Abstract Objectives Electronic health records (EHRs) rarely capture dietary detail, limiting diet–disease research. We aimed to develop machine learning (ML) computable phenotypes to identify high-fat diet (HFD) using variables typically available in EHRs. Materials and Methods We used National Health and Nutrition Examination Survey (NHANES) 1999-2020 data, where 24-h dietary recall served as ground truth. Dietary fat intake was summarized into a score (0-30) based on percent energy from fat, carbohydrate, and protein; lower scores indicated HFD. We defined HFD at cutoffs of 10, 15, and 20, and trained ML models (Extreme Gradient Boosting, logistic regression, random forest) using EHR-compatible variables (demographics, comorbidities, labs, anthropometrics).
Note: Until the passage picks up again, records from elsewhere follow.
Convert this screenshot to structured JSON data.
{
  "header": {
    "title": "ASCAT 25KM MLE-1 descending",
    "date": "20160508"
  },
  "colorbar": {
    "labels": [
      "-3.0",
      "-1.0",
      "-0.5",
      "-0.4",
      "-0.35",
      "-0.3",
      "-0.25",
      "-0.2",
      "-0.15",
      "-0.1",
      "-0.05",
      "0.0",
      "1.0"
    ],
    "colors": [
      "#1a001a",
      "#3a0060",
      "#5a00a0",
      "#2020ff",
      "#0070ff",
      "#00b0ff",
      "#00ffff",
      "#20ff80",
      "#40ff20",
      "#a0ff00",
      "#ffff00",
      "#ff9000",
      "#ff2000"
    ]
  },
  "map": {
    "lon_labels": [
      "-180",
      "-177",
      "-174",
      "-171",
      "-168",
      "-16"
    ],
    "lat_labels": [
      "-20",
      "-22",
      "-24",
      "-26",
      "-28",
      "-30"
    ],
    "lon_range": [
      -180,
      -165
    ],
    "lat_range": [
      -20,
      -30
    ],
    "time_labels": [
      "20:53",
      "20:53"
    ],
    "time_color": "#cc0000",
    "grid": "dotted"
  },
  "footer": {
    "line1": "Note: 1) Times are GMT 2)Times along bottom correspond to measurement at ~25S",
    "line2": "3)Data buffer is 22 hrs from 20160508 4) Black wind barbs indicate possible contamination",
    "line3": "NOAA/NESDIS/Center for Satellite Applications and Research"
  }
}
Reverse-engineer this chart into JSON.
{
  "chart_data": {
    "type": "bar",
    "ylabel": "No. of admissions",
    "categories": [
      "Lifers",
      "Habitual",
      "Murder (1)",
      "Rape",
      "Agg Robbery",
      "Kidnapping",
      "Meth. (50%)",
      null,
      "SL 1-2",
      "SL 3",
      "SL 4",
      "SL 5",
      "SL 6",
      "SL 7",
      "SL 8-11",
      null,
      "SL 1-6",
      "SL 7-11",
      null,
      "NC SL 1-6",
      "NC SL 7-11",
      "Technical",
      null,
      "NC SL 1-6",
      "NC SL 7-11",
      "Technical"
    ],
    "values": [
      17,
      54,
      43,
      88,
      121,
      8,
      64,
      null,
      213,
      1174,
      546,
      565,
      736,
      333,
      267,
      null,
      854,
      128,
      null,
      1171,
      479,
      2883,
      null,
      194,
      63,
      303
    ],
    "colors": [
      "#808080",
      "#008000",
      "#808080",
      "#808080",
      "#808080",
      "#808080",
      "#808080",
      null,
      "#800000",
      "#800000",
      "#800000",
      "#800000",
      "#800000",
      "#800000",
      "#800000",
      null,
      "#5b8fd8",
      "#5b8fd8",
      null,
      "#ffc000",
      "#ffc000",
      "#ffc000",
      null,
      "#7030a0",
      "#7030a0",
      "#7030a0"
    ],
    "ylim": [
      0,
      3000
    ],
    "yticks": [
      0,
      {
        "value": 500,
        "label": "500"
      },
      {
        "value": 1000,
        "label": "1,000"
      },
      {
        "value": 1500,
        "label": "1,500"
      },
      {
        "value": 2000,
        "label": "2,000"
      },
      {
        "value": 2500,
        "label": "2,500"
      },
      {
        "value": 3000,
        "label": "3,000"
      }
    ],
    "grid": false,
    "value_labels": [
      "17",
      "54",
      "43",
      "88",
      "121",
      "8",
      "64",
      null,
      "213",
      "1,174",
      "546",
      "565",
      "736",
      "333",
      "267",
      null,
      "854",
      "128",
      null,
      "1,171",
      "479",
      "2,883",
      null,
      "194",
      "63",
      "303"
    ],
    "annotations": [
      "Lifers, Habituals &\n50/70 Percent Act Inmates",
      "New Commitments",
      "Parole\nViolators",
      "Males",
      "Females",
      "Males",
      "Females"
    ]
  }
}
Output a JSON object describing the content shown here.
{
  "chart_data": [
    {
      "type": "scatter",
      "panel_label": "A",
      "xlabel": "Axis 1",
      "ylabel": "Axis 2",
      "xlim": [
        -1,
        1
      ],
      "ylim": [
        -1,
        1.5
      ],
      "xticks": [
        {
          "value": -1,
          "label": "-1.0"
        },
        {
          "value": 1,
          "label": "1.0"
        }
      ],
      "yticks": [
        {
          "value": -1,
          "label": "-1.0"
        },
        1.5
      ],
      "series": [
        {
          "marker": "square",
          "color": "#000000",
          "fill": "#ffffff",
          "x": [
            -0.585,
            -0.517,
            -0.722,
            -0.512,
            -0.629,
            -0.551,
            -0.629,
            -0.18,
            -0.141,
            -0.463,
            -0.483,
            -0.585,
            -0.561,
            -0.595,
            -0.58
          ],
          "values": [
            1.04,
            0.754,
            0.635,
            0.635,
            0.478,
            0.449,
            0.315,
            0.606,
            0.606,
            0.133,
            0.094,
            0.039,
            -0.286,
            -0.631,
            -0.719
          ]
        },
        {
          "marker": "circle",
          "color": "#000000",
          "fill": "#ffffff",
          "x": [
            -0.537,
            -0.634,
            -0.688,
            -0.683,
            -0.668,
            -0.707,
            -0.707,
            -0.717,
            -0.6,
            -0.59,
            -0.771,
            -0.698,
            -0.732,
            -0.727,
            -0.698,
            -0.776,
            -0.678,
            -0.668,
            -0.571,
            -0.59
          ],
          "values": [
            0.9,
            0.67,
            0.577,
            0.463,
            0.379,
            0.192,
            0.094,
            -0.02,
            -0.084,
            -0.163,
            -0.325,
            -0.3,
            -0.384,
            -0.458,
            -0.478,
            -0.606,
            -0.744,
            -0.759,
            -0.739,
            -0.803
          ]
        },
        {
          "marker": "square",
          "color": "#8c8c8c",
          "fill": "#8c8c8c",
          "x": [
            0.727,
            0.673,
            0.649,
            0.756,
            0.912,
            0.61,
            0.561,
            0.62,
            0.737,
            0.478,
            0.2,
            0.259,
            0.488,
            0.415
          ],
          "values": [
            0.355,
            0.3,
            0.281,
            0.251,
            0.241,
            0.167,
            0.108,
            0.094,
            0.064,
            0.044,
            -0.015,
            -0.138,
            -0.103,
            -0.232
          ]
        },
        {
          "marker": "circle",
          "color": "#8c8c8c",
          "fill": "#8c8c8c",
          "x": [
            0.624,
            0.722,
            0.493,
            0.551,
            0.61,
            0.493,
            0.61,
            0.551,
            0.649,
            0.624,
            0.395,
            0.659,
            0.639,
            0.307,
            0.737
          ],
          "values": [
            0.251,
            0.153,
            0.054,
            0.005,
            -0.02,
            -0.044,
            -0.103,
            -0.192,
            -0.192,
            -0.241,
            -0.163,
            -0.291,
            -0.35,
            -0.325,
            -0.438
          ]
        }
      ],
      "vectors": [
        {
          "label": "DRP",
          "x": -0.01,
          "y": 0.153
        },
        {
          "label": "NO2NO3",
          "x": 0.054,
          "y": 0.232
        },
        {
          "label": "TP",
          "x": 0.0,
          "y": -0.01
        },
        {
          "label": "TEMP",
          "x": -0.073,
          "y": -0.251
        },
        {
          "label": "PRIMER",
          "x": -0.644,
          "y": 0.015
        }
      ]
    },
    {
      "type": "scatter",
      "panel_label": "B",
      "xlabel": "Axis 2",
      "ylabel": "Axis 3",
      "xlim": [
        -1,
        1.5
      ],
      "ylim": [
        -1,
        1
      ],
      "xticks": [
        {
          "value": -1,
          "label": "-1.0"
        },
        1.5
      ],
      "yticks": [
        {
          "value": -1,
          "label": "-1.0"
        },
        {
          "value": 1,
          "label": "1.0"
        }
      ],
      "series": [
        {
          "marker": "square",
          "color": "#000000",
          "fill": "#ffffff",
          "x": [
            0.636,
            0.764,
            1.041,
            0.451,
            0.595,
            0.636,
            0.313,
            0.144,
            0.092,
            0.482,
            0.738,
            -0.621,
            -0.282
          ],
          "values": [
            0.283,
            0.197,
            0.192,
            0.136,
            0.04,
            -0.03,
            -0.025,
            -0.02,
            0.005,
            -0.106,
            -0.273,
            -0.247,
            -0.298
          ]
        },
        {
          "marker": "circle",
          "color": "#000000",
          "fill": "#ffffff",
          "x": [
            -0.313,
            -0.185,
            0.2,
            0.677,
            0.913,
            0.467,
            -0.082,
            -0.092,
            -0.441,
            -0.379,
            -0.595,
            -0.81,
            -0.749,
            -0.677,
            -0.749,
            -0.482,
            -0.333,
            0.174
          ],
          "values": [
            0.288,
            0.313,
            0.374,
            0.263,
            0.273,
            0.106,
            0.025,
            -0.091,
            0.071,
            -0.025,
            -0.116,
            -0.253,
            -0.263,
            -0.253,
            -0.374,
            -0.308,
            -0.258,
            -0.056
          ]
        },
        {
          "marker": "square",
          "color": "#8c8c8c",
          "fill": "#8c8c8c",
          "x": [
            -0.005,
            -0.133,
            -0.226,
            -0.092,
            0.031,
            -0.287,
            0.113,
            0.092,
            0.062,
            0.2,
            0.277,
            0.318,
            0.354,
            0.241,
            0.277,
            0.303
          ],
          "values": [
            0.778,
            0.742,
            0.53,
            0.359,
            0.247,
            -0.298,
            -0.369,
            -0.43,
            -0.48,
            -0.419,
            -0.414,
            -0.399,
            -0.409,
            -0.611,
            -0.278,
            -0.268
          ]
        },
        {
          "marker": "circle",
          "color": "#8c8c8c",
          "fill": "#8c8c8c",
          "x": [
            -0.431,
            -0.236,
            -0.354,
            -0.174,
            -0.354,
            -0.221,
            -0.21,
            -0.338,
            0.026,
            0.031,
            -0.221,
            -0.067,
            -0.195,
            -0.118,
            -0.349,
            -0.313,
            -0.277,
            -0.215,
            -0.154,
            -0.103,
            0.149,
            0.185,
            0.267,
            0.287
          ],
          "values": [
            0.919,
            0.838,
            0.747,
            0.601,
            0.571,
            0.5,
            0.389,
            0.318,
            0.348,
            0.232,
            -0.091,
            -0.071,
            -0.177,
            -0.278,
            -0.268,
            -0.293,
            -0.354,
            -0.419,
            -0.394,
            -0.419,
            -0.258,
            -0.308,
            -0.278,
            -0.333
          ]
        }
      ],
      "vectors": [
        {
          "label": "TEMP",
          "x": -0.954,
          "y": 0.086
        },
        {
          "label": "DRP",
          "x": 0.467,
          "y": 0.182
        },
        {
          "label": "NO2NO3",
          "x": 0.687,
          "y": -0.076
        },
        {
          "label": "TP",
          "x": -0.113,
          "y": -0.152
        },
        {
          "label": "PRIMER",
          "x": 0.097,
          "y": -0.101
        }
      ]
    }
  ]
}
Model interpretability was assessed using Shapley Additive Explanations. To evaluate clinical relevance, we compared cancer associations using ML-predicted vs true diet labels. Results Machine learning models classified HFD with good performance, strongest at broader definitions. Random forest achieved an F1-score of 0.79 (recall 0.74, precision 0.84) at cutoff 20. Key predictors included race/ethnicity, triglycerides, obesity metrics (body mass index and derived indices), and metabolic panel results. Discussion These findings indicate that dietary patterns, though seldom recorded in EHRs, can be inferred from routinely available variables. The ability of ML-derived phenotypes to reproduce known diet–disease relationships underscore their epidemiologic validity. Top predictors also align with established biological pathways linking obesity, lipid metabolism, and cancer risk, supporting plausibility. Conclusion A high-fat dietary pattern can be inferred from EHR-compatible variables using ML-based phenotyping. This approach offers a scalable tool to integrate diet into EHR-based research and precision medicine.